2
votes

I am trying to understand the behavior of the "fill" argument in geom_polygon for ggplot.

I have a dataframe where I have multiple values from a measure of interest, obtained in different counties for each state. I have merged my database with the coordinates from the "maps" package and then I call the plot via ggplot. I don't understand how ggplot chooses what color to show for a state considering that different numbers are provided in the fill variable (mean?median?interpolation?)

Reproducing a piece of my dataframe to explain what I mean:

state=rep("Alabama",3)
counties=c("Russell","Clay","Montgomery")
long=c(-87.46201,-87.48493,-87.52503)
lat=c(30.38968,30.37249,30.33239)
group=rep(1,3)
measure=c(22,28,17)
df=data.frame(state, counties, long,lat,group,measure)

Call for ggplot

p <- ggplot()
p <- p + geom_polygon(data=df, aes(x=long, y=lat, group=group, fill=df$measure),colour="black"
) 
print(p)

Using the full dataframe, I have hundreds of rows with iterations of 17 counties and all the set of coordinates for the Alabama polygon. How is it that ggplot provides the state fill with a single color?

Again, I would assume it is somehow interpolating the fill values provided at each set of coordinate, but I am not sure about it.

Thanks everyone for the help.

1
Side note, I think you should be using numbers for longitude instead of characters, which is what is created when quotes are used.Jon Spring
Definitely, thanks. Actually I had also modified it but copied and paste the old version. EditedSfavillotto

1 Answers

1
votes

Through trial and error, it looks like the first value of the fill mapping is used for the fill of the polygon. The range of the fill scale takes all values into account. This makes sense because the documentation doesn't mention any aggregation---I agree that an aggregate function would also make sense, but I would assume that the aggregation function would be set via an argument if that were the implementation.

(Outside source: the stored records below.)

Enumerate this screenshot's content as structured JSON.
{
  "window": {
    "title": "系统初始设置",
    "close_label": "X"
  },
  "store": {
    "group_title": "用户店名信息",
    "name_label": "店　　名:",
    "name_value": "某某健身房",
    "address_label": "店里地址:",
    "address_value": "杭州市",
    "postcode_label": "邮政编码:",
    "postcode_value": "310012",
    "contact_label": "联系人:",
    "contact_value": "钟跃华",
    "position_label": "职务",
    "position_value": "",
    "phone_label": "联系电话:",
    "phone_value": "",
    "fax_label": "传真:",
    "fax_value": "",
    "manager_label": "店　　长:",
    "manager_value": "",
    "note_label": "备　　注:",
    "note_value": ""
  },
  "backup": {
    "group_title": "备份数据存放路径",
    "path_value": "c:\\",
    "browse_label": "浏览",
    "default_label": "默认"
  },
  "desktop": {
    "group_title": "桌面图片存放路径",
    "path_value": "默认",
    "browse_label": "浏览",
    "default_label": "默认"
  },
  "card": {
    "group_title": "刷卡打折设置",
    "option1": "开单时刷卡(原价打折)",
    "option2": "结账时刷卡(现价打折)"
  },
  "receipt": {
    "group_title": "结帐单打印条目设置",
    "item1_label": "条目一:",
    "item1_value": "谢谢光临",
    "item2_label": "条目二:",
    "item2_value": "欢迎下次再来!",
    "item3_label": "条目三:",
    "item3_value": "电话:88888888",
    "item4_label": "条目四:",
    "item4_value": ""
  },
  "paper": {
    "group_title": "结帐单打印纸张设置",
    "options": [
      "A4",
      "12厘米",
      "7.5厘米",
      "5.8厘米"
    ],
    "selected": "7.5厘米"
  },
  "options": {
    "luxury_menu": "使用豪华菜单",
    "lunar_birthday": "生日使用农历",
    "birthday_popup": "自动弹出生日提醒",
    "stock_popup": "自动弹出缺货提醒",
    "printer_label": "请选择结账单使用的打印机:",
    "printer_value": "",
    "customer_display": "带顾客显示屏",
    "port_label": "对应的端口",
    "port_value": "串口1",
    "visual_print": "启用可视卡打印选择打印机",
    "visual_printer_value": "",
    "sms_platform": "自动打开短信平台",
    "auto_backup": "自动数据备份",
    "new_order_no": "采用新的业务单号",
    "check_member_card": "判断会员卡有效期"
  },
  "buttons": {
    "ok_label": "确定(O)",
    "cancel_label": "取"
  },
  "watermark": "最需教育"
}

Instead, the documentation shows an example (and recommends) starting with two data frames, one of which has coordinates for each vertex, and one which has a single row (and single fill value) per polygon, and joining them based on an ID column.

Here's a demonstration:

long=c(1, 1, 2)
lat=c(1, 2, 2)
group=rep(1,3)
df=data.frame(long,lat,group,
              m1 = c(1, 1, 1),
              m2 = c(1, 2, 3),
              m3 = c(3, 1, 2),
              m4 = c(1, 10, 11),
              m5 = c(1, 5, 11),
              m6 = c(11, 1, 10))
library(ggplot2)
plots = lapply(paste0("m", 1:6), function(f)
  ggplot(df, aes(x = long, y = lat, group = group)) +
    geom_polygon(aes_string(fill = f)) +
    labs(title = sprintf("%s:, %s", f, toString(df[[f]])))
  )

do.call(gridExtra::grid.arrange, plots)

enter image description here